Soil: Cabbages need a well-draining soil that is rich in organic matter. Because of a common cabbage disease called club root that is more prevalent in acidic soil, keep your soil pH above 6.8.

Planting: There are cabbage seedlings available at every garden center in spring, but for the best variety you will need to start yours from seed. Luckily that's easy to do. You can start seeds indoors, about 6 to 10 weeks before your last expected frost date. Cabbages can handle a little frost, so you can transplant seedlings outdoors a couple of weeks before your last frost date, as long as the soil is able to be worked. Later plantings can be direct sown in the garden.

Space plants about 2 to 3 feet apart.

Caring for Cabbage Plants

The biggest maintenance when growing cabbage is keeping them watered. Watering is also the key to preventing them from splitting. You want the cabbage heads to fill out, but not so quickly they burst open.

Cabbages can be heavy feeders and side-dressing with compost every three weeks will keep the soil rich.

Pests and Problems of Cabbage Plants

Unfortunately, there are many problems that plague cabbage.


  • Cabbage worms and cabbage loopers are the main pest threats. They will munch holes throughout the leaves. Their coloring allows them to blend in with the cabbage, but they can be handpicked easily if you can see them.
  • Slugs will also attack your cabbages as will cutworms.


  • Diseases include club root, discussed above, a fungus called blackleg that causes dark spots on the stems and leaves, black rot, which affects the veins making them dark and foul-smelling, and the yellows (fusarium wilt) which leaves you with stunted, yellow heads.

Once your cabbages are infected, there's not much you can do.
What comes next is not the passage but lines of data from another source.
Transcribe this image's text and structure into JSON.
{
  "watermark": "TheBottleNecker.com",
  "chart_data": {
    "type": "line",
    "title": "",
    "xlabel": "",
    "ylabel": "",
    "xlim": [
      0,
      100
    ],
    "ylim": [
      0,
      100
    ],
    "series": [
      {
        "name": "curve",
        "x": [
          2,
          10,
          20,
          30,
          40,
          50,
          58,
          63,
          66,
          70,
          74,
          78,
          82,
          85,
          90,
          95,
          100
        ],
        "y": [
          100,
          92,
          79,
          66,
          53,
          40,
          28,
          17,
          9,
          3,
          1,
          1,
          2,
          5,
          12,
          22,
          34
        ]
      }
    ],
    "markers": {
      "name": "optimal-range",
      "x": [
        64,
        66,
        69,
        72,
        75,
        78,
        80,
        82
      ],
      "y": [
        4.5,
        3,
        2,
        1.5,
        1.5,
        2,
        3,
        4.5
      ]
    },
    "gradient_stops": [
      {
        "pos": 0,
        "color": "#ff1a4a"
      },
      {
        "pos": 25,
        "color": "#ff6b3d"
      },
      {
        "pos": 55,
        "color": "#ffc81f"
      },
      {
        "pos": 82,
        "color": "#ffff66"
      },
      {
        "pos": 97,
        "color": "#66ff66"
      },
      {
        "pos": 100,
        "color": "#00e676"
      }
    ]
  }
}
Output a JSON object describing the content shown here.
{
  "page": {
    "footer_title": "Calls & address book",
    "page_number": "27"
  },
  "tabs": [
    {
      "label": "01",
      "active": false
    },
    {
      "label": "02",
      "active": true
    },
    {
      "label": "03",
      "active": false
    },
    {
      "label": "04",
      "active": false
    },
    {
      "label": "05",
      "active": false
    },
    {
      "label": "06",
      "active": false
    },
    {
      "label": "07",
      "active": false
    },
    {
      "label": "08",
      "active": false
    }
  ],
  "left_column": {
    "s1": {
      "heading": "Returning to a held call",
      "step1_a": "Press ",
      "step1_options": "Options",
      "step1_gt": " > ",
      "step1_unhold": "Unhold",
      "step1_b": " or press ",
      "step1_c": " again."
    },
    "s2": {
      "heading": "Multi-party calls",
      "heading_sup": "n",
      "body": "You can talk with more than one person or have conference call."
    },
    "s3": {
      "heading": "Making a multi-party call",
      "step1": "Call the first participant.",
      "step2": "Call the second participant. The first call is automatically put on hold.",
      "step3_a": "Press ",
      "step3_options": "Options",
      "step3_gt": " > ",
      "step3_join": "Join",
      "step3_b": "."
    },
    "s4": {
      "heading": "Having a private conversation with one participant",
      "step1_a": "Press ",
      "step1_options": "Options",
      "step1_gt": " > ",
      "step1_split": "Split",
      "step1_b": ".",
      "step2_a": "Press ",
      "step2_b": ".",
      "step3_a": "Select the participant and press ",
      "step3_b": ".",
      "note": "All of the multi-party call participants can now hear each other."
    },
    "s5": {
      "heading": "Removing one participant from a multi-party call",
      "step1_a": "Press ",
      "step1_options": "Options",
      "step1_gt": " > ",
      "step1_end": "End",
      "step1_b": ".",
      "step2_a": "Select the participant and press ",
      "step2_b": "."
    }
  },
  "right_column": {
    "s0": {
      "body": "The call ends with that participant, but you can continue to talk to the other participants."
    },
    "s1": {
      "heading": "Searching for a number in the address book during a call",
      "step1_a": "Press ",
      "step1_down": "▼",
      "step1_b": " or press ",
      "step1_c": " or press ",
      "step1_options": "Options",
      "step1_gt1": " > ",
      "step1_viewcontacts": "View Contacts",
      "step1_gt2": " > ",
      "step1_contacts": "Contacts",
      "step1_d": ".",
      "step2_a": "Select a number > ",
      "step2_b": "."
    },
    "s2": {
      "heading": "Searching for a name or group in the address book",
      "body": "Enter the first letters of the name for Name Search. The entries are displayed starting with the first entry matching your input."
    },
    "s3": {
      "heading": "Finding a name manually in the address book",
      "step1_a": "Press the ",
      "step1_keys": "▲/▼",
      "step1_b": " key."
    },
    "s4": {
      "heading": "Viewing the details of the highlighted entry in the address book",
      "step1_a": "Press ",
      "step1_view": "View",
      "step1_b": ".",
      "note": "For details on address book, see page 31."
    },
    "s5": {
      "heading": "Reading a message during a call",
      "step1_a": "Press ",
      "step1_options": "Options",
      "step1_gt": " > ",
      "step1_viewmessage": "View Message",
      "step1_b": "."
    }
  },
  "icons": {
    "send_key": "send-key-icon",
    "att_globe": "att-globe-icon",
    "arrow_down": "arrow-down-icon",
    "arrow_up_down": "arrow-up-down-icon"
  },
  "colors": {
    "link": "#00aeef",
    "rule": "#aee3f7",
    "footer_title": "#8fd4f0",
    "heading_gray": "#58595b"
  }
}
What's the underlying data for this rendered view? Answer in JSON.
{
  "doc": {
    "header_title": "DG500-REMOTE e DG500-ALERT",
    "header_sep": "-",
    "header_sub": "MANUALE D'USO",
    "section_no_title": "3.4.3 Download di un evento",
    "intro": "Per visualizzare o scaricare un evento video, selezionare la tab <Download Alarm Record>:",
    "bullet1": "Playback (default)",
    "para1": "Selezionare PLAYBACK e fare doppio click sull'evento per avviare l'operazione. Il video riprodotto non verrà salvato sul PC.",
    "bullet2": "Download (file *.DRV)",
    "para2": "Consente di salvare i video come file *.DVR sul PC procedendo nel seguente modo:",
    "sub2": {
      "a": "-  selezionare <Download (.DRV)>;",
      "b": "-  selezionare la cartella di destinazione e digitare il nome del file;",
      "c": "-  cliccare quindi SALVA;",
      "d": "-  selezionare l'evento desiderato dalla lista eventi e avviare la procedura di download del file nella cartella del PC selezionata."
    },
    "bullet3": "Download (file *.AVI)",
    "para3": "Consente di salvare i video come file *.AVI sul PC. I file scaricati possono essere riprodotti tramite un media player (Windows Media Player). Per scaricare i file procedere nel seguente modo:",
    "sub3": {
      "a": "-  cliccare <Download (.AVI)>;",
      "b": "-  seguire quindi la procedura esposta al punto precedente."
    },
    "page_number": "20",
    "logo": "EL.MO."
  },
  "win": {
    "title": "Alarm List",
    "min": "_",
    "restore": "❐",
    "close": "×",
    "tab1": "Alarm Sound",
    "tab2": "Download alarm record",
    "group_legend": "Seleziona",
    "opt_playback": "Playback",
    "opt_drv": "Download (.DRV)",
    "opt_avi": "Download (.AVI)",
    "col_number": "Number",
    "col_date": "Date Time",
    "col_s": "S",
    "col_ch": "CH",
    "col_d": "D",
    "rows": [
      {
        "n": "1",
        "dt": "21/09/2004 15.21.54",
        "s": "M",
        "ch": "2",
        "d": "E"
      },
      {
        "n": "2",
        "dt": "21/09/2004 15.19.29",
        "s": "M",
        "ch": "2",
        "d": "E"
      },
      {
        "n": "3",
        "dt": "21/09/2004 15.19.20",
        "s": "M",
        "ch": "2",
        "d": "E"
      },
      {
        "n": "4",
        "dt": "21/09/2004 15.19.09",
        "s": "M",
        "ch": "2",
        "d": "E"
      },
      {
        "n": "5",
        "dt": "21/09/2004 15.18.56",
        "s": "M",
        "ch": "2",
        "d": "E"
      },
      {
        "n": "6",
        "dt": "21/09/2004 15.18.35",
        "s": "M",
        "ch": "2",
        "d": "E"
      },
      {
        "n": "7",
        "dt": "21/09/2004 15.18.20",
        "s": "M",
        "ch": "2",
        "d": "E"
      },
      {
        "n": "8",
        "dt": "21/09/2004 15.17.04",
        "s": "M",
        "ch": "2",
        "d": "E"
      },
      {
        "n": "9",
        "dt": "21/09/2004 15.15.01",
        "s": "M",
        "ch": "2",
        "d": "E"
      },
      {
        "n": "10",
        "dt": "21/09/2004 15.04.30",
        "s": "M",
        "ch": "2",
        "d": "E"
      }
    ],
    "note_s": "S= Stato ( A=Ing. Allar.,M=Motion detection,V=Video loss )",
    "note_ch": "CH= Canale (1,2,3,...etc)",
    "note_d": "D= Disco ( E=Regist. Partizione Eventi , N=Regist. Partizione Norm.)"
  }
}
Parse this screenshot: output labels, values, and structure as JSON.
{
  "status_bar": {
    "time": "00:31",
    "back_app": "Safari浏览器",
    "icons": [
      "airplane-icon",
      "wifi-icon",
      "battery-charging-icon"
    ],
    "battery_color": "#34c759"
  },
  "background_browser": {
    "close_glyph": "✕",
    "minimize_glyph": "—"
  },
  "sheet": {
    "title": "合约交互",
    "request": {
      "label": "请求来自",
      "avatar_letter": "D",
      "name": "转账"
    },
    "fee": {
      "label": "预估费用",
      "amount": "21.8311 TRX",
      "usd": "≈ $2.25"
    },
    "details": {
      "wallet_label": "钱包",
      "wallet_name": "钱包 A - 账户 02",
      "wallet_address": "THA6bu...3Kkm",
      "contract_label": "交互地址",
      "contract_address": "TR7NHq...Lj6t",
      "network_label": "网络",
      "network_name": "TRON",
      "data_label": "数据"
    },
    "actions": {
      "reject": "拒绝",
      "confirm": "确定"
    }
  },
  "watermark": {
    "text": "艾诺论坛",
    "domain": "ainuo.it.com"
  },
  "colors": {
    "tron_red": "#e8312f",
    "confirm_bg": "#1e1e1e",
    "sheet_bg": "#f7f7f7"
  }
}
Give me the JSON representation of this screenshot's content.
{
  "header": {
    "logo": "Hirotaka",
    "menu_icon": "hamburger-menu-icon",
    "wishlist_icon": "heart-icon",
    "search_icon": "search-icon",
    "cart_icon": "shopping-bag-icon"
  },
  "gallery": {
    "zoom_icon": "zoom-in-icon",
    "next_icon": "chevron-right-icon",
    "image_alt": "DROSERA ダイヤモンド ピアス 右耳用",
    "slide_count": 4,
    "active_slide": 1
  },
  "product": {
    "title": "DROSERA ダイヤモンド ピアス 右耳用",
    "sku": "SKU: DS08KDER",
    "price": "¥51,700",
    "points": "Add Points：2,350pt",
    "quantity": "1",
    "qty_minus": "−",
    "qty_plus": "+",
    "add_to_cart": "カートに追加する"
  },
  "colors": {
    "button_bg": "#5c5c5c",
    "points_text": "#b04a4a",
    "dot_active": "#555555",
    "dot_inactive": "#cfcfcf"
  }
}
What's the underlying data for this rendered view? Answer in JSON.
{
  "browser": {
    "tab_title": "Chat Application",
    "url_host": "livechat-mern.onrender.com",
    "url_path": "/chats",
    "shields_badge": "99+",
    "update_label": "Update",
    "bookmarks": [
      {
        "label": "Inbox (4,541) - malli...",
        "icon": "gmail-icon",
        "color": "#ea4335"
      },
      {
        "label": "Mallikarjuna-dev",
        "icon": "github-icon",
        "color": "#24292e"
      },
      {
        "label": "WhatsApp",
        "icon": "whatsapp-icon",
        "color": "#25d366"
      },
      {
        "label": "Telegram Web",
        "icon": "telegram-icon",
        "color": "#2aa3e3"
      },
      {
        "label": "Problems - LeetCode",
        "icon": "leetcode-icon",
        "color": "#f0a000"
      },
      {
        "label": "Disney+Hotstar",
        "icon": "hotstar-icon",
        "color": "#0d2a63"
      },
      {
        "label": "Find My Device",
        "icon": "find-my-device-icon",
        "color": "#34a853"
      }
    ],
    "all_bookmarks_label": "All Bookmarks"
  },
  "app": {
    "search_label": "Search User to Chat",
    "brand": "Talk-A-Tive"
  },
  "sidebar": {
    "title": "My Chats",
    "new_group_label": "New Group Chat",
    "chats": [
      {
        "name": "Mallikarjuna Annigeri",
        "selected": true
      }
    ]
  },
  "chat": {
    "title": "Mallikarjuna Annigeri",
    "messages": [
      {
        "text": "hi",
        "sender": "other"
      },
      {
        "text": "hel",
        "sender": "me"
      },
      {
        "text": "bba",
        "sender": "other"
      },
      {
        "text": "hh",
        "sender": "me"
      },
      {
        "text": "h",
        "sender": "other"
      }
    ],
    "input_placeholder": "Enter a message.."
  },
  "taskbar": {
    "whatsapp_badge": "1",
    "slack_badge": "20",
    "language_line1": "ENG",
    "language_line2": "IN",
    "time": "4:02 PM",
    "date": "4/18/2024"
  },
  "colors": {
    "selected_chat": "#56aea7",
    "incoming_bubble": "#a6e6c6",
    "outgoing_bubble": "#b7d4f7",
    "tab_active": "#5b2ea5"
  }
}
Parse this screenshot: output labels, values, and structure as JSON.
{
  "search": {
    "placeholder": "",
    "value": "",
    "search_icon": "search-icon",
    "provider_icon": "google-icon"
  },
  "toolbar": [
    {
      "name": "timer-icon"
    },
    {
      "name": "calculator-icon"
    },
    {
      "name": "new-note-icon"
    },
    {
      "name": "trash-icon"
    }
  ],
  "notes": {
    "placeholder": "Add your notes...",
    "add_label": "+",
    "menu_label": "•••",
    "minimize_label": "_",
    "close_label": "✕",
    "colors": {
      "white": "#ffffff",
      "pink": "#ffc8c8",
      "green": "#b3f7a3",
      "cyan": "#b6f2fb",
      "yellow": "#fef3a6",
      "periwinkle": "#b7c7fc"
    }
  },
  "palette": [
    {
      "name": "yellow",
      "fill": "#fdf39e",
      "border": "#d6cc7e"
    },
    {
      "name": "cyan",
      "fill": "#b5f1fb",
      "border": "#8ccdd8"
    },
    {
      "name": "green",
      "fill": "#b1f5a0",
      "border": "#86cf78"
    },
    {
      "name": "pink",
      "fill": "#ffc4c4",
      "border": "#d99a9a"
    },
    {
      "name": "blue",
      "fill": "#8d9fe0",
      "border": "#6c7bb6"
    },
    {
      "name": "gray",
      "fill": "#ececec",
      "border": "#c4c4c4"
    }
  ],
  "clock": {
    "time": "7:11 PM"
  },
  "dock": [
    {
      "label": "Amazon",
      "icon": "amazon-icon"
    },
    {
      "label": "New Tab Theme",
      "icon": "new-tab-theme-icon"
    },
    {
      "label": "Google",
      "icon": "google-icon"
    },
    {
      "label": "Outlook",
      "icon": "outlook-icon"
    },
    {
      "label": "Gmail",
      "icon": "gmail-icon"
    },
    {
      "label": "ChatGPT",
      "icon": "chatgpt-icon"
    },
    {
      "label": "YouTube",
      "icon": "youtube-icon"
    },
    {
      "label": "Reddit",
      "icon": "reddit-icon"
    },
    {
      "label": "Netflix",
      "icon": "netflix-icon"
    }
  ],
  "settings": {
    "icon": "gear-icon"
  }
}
You have to prevent these diseases by choosing disease-resistant varieties and by not growing cabbages in the same spot year after year. The fungus spores can remain in the soil over winter and reinfect new plantings.

Another preventative measure is to never leave cabbage debris, or any cole crop debris, in the garden over winter. Once again, the spores can linger and over-winter, waiting to reinfect next year's plants.

Suggested Varieties:

  • "Drumhead" has deeply savoyed leaves and a wonderful savory crunch.
  • "Early Jersey Wakefield" is a classic cabbage that has been popular for years.
  • "January King" is a beautiful purple and green cabbage that is extremely frost hardy.
  • "Murdoc" has a pointed head and tender, sweet leaves.
  • "Red Acre" and "Red Delight" are early, easy to grow purple varieties.